男儿膝下有黄金,长乐帮让犯了过错的手下给他跪请恕罪。算给足了面子,但千里鸿的脸色却越来越冷,在他面前,这个负荆请罪的长乐帮手下面子哪有一跪销错的那么大?
就在这时,千里鸿感到身边一阵风起,余光扫处,却是章高蝉一脸不忍走前一步。
千里鸿一挥手。他细弱的胳膊横在了章高蝉胸前。
五架神机弩都留不住武神,但这胳膊轻轻一抬,却直如一座铜墙铁壁般,挡住了章高蝉任何行动或者言辞的可能,章高蝉在千里鸿侧面看着他苍白的脸。几次欲言又止。
千里鸿对章高蝉目光视若无睹,他对着台下风雨中跪着地王天逸微微抬了抬下巴,冷冷说道:“怎么回事?讲清楚!”
“我们审问了那匪徒,他偶尔说漏了嘴,我又找到了一个曾经见过他的人,大体推算出了他们的老巢,正当我带几个手下去看还有没有漏网之鱼的时候”王天逸抬起头,努力张合着血雨黏合的眼皮。瞪出眼睛来,把事情大体讲了一遍,当然他隐藏和修改了很多事实。

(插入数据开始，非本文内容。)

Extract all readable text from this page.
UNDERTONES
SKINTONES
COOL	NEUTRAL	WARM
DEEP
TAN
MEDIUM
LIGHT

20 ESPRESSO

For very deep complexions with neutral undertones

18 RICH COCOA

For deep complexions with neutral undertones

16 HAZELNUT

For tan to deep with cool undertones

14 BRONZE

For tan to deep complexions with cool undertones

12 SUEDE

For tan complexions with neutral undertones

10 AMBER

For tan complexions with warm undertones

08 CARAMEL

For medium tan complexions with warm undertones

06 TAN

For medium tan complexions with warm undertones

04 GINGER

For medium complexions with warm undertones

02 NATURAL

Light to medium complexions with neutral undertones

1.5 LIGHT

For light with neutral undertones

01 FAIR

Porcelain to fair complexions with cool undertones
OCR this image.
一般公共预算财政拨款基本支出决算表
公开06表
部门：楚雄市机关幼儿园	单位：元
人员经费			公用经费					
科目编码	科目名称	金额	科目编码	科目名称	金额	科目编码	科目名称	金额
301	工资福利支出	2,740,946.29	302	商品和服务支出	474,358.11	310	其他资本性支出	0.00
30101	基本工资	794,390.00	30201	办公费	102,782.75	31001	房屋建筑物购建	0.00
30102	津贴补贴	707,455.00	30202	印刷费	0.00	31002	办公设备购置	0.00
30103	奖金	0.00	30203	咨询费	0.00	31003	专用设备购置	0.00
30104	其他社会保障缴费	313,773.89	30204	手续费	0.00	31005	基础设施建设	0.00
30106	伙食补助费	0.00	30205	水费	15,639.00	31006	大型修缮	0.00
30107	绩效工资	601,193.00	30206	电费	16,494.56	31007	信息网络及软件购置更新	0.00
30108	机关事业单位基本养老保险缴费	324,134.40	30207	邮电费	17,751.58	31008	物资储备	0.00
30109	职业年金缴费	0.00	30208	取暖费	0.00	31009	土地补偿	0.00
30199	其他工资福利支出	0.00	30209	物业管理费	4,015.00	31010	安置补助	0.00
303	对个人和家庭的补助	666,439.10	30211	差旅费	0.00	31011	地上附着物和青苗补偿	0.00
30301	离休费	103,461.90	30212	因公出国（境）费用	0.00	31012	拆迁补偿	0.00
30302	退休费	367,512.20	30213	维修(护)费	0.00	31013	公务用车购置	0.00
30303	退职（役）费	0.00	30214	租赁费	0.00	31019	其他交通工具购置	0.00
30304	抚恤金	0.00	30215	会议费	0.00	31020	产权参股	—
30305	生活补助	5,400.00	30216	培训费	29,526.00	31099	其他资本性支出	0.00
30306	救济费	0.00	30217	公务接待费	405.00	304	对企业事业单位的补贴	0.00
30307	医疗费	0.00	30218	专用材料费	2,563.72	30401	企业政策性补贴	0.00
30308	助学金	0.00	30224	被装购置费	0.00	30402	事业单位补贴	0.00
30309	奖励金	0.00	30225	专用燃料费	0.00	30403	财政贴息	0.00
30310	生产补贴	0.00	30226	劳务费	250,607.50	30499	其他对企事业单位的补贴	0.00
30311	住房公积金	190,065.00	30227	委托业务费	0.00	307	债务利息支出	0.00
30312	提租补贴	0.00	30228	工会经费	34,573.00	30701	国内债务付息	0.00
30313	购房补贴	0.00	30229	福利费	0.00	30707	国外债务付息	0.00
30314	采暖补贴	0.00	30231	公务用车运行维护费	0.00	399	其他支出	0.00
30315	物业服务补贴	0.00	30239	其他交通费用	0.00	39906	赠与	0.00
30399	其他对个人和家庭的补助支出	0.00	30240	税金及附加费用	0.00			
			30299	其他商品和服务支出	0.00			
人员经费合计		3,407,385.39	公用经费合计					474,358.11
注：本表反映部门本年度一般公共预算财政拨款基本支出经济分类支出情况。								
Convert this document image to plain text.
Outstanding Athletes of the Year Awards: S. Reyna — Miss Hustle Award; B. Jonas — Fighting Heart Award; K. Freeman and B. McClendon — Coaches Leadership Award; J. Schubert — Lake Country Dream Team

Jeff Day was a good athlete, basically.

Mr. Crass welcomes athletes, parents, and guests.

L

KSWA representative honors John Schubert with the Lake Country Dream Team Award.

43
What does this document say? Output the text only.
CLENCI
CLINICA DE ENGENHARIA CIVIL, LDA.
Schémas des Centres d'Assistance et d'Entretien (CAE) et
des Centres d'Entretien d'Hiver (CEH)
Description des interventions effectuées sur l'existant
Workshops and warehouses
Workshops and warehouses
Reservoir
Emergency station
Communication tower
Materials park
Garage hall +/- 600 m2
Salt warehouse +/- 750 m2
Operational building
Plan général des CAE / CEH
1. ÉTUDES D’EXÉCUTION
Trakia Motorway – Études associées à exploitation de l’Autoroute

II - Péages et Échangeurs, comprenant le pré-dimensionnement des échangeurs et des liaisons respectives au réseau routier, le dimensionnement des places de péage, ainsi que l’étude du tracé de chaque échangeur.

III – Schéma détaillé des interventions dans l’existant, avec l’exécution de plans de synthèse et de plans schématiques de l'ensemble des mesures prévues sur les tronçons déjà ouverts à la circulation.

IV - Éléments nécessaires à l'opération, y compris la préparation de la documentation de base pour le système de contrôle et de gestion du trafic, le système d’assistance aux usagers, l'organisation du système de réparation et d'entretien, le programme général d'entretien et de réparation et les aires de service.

“……。。我如果有半句谎话,天打雷劈!“淋得像落汤鸡的一样跪着那里指天发誓的模样,不是很有说服力,倒是有点滑稽。
所以听王天逸讲完,千里鸿闭目沉思,长乐帮来地地位最高的刘远思赶紧说道:“千公子,我们疏忽了,没想到那华山匪徒背后实力那么强。居然一次就能出动十几个一流高手救走匪首,而且其他匪徒藏身在慕容世家地盘上,我们不应该自己冲进去,而应该知会他们的。要是我们两家联合行动,也许我们就不会让您失望了。”
刘远思这番话拐弯抹角的在说是慕容世家是背后指使,千里鸿只是冷哼一声,刘远思笑道:“所以我们掌门请您一定息怒并原谅我们这个手下,您如果离开大会,只会让某些人心里窃喜,何必呢?”
“这次你们可没给我这个客人一个满意!”千里鸿指着王天逸问刘远思。
“他本来就是一个大意的家伙……”刘远思说着,看了一眼旁边地章高蝉,贴近了千里鸿耳语起来。
就算听不见他说什么,王天逸也知道刘远思这家伙肯定是在说无中生有的寿州大败那事,肚里满腹郁闷。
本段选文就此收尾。